David Winters discusses issues at The Coca-Cola Company (NYSE:KO), why he isn’t selling Coke’s stock, and why he’s bullish on the Asian consumer, in the Barron’s article, “How a Hands-On Investor Went Flat on Coke” by Sarah Max.
This isn’t your first foray as shareholder activist.
Over the years there have been a number of them. We don’t choose to be activists just to be activists. We find ourselves in a situation where we have to.
Several years ago, you took a similar (though less public) stance against Consolidated-Tomoka Land [CTO], which you still own. How did that play out?
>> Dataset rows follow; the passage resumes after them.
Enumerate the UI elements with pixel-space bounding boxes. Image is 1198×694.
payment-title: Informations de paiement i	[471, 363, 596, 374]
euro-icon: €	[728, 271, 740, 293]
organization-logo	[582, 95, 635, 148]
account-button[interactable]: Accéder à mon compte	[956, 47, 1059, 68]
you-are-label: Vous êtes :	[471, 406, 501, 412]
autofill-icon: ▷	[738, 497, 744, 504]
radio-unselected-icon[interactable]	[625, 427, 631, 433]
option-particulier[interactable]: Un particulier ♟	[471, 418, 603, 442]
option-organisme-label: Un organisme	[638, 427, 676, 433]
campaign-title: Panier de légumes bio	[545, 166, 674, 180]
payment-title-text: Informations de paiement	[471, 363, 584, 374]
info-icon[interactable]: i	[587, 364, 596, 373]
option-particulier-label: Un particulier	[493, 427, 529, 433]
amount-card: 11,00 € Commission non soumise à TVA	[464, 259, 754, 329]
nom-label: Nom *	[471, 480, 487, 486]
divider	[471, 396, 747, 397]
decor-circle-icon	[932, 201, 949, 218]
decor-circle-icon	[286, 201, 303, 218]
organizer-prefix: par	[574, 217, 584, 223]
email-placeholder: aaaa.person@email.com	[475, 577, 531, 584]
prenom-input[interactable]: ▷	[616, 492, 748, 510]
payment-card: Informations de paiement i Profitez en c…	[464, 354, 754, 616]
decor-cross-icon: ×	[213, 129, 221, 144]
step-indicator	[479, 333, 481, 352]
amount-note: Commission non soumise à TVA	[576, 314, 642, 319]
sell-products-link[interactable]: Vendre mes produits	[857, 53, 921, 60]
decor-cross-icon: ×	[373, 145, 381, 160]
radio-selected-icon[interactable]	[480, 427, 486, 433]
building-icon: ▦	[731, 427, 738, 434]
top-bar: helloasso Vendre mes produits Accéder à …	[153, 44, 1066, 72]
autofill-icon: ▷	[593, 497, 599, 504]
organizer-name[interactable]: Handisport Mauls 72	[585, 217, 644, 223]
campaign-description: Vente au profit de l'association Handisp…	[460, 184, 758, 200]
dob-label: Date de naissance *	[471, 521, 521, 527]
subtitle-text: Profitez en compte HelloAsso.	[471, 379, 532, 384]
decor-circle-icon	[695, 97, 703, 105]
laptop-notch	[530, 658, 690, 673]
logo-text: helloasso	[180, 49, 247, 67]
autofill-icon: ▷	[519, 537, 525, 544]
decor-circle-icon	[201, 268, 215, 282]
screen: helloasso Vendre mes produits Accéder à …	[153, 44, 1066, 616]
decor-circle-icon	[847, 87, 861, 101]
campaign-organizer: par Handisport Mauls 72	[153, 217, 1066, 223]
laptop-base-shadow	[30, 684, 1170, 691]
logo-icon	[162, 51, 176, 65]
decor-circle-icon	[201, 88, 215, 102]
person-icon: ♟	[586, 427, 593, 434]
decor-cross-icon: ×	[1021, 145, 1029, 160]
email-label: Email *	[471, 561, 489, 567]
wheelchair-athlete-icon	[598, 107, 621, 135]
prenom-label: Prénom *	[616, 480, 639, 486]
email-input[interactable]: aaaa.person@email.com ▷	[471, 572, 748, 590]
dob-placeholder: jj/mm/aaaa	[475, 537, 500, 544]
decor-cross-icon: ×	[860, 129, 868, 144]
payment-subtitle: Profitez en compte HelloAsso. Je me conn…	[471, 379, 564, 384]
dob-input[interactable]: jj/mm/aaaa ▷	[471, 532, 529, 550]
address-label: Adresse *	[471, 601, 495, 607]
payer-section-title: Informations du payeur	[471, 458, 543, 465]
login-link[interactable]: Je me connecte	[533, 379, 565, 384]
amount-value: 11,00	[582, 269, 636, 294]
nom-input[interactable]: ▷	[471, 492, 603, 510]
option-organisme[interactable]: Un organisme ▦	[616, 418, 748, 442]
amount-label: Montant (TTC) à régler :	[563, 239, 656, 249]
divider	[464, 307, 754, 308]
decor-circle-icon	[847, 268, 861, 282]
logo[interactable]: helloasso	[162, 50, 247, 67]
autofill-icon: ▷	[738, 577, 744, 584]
Consolidated-Tomoka is an old company that owns about 11,000 acres of land near Daytona Beach, Fla., and has an investment portfolio of triple-net leases [in which the renter pays real estate taxes, insurance, and maintenance fees] around the country. We bought it because we thought it was undervalued; it’s a very conservatively financed company with
modest debt. As time went on, we realized that management was behaving in a way that was increasingly not shareholder-
friendly, including wanting to pay the CEO and chairman of the board based on “hypothetical earnings,” which was something we objected to. The management basically had the same attitude that Coca Cola has had: It’s our company and we’re
going to do what we feel like. We objected to that attitude. We ran two proxy contests and were able to get several independent directors on the board—nobody associated with Wintergreen. The board ultimately decided the then-CEO should no longer be employed by the company, and he was shown the door. The new CEO and his team have done a very good job of cleaning up Consolidated-Tomoka and moving the company forward. The new CEO also bought a whole bunch of stock with his own money, which we always like to see. And they have a compensation plan that makes sense.